According to the periodic report, refugee status had been granted to 66 persons, most of them Colombians and Nicaraguans. He enquired about the length of the procedure for obtaining refugee status. Were asylum-seekers entitled to work while awaiting a decision or were they confined to a holding centre? He also enquired about the fate of asylum-seekers who were denied refugee status. Were they returned to their own country or sent elsewhere?

Mr. Avelar (El Salvador) said that the delegation had been instructed by the President and the Minister for Foreign Affairs to answer the Committee’s questions as frankly as possible. He noted that the questions closely resembled those repeatedly raised by the country’s indigenous peoples. The Government had admittedly been somewhat slow to act on the requests it had received from rights holders, but only because of its determination to respond as effectively as possible.

The basic prerequisite for obtaining refugee status was a well-founded fear of persecution, as stipulated in the Handbook on Procedures and Criteria for Determining Refugee Status published by the Office of the United Nations High Commissioner for Human Rights (OHCHR). Some asylum-seekers awaiting a decision on their status were afforded temporary protection pending a change for the better in their country of origin. He mentioned, by way of example, the recent events in Honduras. They were also allowed to work in El Salvador and enjoyed freedom of movement within the country.

Mr. Thornberry said that most of the questions asked by the Committee concerned structural matters under the Convention that were applicable to all States parties, irrespective of the regime in power. They concerned, for instance, general definitions, discrimination, the requirements of articles 2 to 5 of the Convention, and special measures pertaining to the ratification of ILO Convention No. 169. The idea was to identify the relationship between State law and practice and to offer constructive and legally correct advice.

Mr. Avelar (El Salvador) assured the Committee that the State party would endeavour to respond appropriately and speedily to its questions. Moreover, the next periodic report would be radically different from its predecessors. As indigenous peoples had not been recognized in the past, no data concerning their number and location and no disaggregated figures were available. At all events, they were not confined to urban or rural areas but formed part of the general population throughout the country. For historical reasons, they had invented alternative modes of cultural expression, changing they way they spoke and discarding indigenous clothing in order to minimize the risk of discrimination, torture and death.

Mr. Avtonomov assured the delegation that the Committee’s concluding observations and recommendations would be based not only on the periodic report but also on the detailed information received from the delegation.
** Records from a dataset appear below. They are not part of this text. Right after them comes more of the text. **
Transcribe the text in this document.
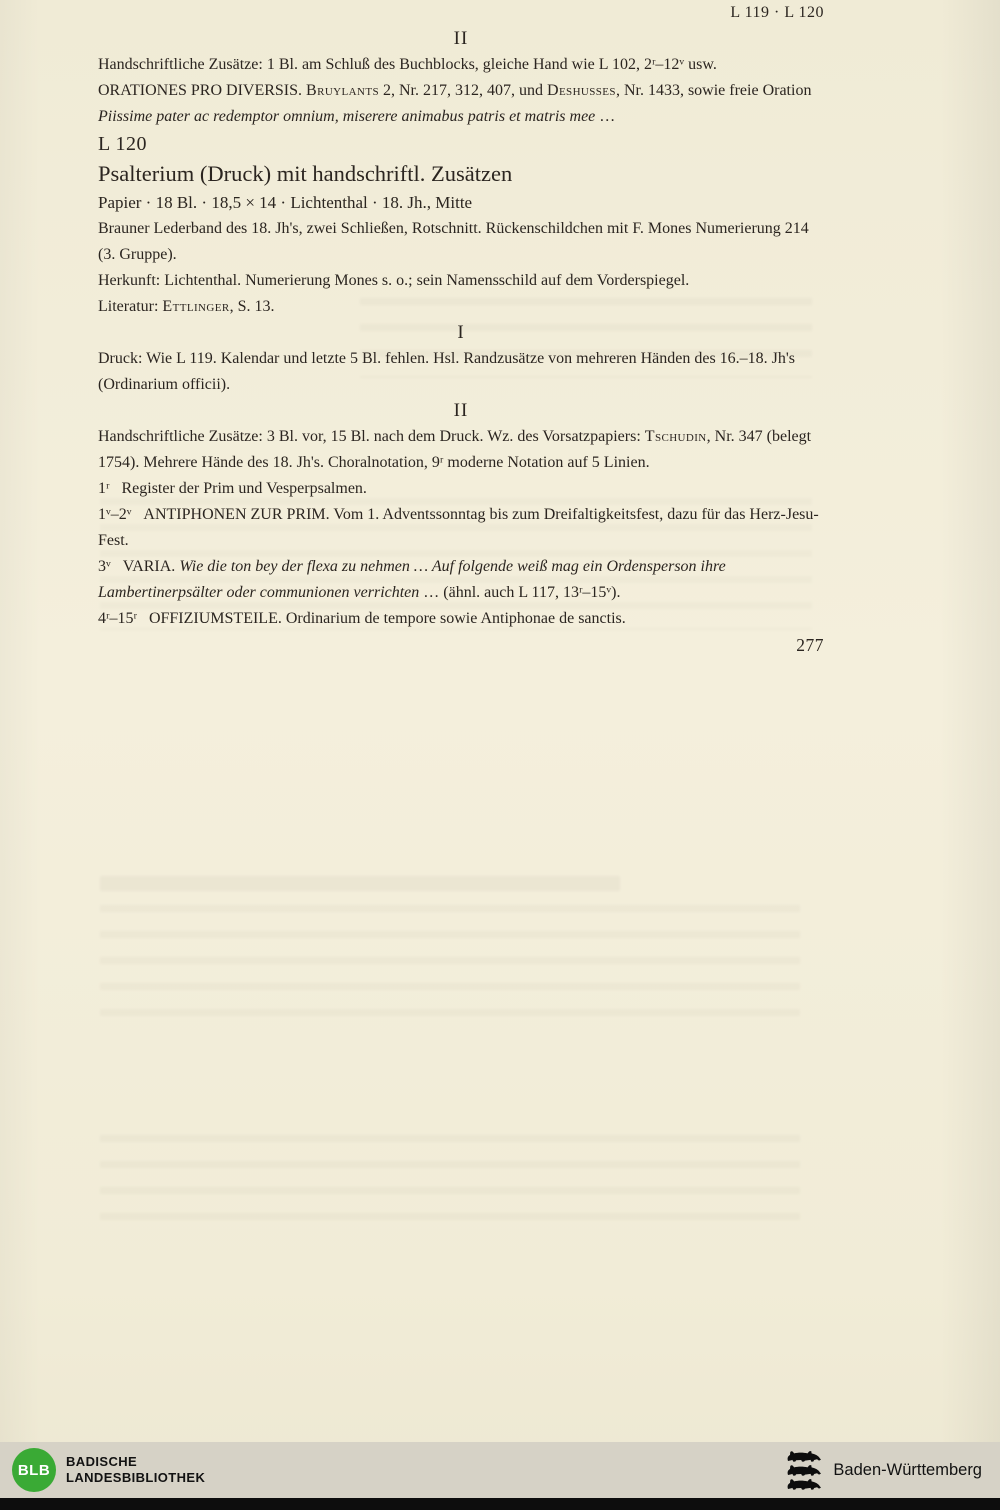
L 119 · L 120
II
Handschriftliche Zusätze: 1 Bl. am Schluß des Buchblocks, gleiche Hand wie L 102, 2ʳ–12ᵛ usw.
ORATIONES PRO DIVERSIS. Bruylants 2, Nr. 217, 312, 407, und Deshusses, Nr. 1433, sowie freie Oration Piissime pater ac redemptor omnium, miserere animabus patris et matris mee …
L 120
Psalterium (Druck) mit handschriftl. Zusätzen
Papier · 18 Bl. · 18,5 × 14 · Lichtenthal · 18. Jh., Mitte
Brauner Lederband des 18. Jh's, zwei Schließen, Rotschnitt. Rückenschildchen mit F. Mones Numerierung 214 (3. Gruppe).
Herkunft: Lichtenthal. Numerierung Mones s. o.; sein Namensschild auf dem Vorderspiegel.
Literatur: Ettlinger, S. 13.
I
Druck: Wie L 119. Kalendar und letzte 5 Bl. fehlen. Hsl. Randzusätze von mehreren Händen des 16.–18. Jh's (Ordinarium officii).
II
Handschriftliche Zusätze: 3 Bl. vor, 15 Bl. nach dem Druck. Wz. des Vorsatzpapiers: Tschudin, Nr. 347 (belegt 1754). Mehrere Hände des 18. Jh's. Choralnotation, 9ʳ moderne Notation auf 5 Linien.
1ʳ Register der Prim und Vesperpsalmen.
1ᵛ–2ᵛ ANTIPHONEN ZUR PRIM. Vom 1. Adventssonntag bis zum Dreifaltigkeitsfest, dazu für das Herz-Jesu-Fest.
3ᵛ VARIA. Wie die ton bey der flexa zu nehmen … Auf folgende weiß mag ein Ordensperson ihre Lambertinerpsälter oder communionen verrichten … (ähnl. auch L 117, 13ʳ–15ᵛ).
4ʳ–15ʳ OFFIZIUMSTEILE. Ordinarium de tempore sowie Antiphonae de sanctis.
277
BLB BADISCHE
LANDESBIBLIOTHEK	Baden-Württemberg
He trusted that they would assist the Government in formulating new policies and in supporting the long-suffering indigenous peoples of El Salvador. The horrific events of 1932 had forced the indigenous peoples to change their lifestyle, worldview and relationship with the land. The existence of people of African descent had also been denied. A historic turning-point had now been reached and the Committee would do its utmost to assist the Government in implementing the Convention.

The discussion covered in the summary record ended at 11.45 a.m.